Early garments were made of fur, rough fabrics, beads and teeth from animals. It wasn't until much more recently that our ancestors started to think about comfort. The first records of silk garments can be traced back to ancient China, about 10,000 years ago. Interestingly enough, Chinese legends claim that silk was invented by the Empress Si Ling Chi just 5,000 years ago.  The Empress stumbled upon the properties of silk entirely by accident, when a cocoon from a silk worm fell into her cup of tea. After seeing the cocoon unravel, she had the fine strands spun into threads, and that accidental process formed the basis of silk making for millennia to come,

Silk making stayed a Chinese secret for thousands of years. It was not until 200BC, when many Chinese people migrated to Korea, that the practice of making silk spread, and it took more than 1,000 years after that for silk to become commonplace in other parts of the world.

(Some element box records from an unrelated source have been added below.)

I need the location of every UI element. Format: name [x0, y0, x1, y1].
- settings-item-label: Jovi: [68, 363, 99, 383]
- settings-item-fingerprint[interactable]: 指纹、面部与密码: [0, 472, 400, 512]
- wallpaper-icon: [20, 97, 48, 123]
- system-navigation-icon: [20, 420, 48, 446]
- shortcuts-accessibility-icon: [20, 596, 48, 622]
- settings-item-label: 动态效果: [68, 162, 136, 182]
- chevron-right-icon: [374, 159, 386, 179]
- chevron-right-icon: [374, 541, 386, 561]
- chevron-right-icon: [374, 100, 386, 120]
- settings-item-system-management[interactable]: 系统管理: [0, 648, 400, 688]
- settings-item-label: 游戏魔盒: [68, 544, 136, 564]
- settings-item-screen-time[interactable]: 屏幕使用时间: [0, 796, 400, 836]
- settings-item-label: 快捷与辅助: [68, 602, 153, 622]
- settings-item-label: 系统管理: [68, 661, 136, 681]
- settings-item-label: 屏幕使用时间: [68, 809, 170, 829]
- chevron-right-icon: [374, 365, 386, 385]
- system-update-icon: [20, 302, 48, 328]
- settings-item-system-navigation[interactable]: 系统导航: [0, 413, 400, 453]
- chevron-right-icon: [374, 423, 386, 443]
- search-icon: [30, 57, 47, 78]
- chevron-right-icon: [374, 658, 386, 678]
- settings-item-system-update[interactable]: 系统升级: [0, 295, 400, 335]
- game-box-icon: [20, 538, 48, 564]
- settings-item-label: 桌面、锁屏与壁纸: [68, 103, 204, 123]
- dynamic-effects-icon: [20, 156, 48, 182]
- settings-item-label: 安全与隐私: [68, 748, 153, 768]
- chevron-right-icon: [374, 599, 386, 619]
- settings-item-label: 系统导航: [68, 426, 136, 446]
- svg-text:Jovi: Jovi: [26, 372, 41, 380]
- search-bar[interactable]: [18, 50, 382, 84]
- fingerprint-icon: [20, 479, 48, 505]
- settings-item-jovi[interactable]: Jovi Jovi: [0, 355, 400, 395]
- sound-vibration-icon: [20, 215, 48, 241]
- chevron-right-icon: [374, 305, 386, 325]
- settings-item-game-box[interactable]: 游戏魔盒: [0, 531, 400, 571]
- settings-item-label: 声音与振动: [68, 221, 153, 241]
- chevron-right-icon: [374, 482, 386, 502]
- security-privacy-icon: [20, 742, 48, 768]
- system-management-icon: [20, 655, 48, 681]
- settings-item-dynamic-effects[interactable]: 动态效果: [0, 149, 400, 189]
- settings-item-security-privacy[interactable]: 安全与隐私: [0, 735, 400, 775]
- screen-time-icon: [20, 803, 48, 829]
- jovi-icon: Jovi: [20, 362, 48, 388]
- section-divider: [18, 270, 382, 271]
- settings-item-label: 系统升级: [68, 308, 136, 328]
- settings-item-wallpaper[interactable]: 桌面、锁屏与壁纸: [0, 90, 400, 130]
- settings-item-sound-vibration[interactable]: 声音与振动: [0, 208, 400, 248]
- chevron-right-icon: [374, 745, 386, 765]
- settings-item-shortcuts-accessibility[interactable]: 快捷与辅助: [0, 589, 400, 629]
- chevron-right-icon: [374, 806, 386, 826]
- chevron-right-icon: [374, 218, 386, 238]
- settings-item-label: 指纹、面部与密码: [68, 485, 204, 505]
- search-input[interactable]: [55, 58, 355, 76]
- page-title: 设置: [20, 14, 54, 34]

Becoming Fashion Conscious

While the idea of the rich wearing one type of garment and the poor wearing another was common throughout history, fashion as we know it today took much longer to develop. In the late 13th century, dyeing and wool-working technology advanced significantly, allowing for a wider variety of garments to be made more easily. It was those advances that gave rise to fashion in the modern sense of the word. Fashion conscious people would request curved seams (instead of the traditional straight steams) or have hose with different coloured wool for each leg.

Over the next few hundred years, fashions became more distinct and outlandish. The most well-off people would import new styles and textiles from foreign countries, and decorative lace and needlework became popular as ways to distinguish garments. A few decades after the industrial revolution occurred, mass production of clothing became a reality, and this meant affordable garments for all.

Modern clothing is comfortable, durable and highly customizable. We are lucky to live in a world of technical fabrics, natural silk and rugged denim. Our ancestors suffered for their love of fashion, wearing animal skins and uncomfortable woollen garments. Spare a thought for the Neanderthals and their bone necklaces next time you wrap up in a light and comfortable sarong.

We are all aware that clothing is a necessity, it’s very touching to think that everything we are taught today like sewing was once ‘discovered’ by the humankind. The discovery of new fabrics and new textiles allowed for more creativity and influenced the way people were dressed back than just like it is now. This post was written by Gozde who is currently working with Patra on a guide to the history of clothing and different clothing eras.   


  1. great post about history of clothing. we hardly ever give a thought to the clothes we wear. we simply go to the store and buy whenever we feel the need to perk up our wardrobe.

  2. Rajkumar, I ran through my History Lessons!
    Grateful to the inventor!
    We all love Clothes!

  3. Yes we are born naked but gradually the necessity of clothing became prevalent and then the sense of making the clothing bit fashionable became prominent.

  4. Interesting insights on clothing. The irony is that today we are more fashion conscious, have the best of designers and fabric, but have gone back to Adam and Eve days - wearing bare minimal of clothing. Well, not true for everyone, but most of the people today promote the idea of 'well dressed' as being 'under-dressed'.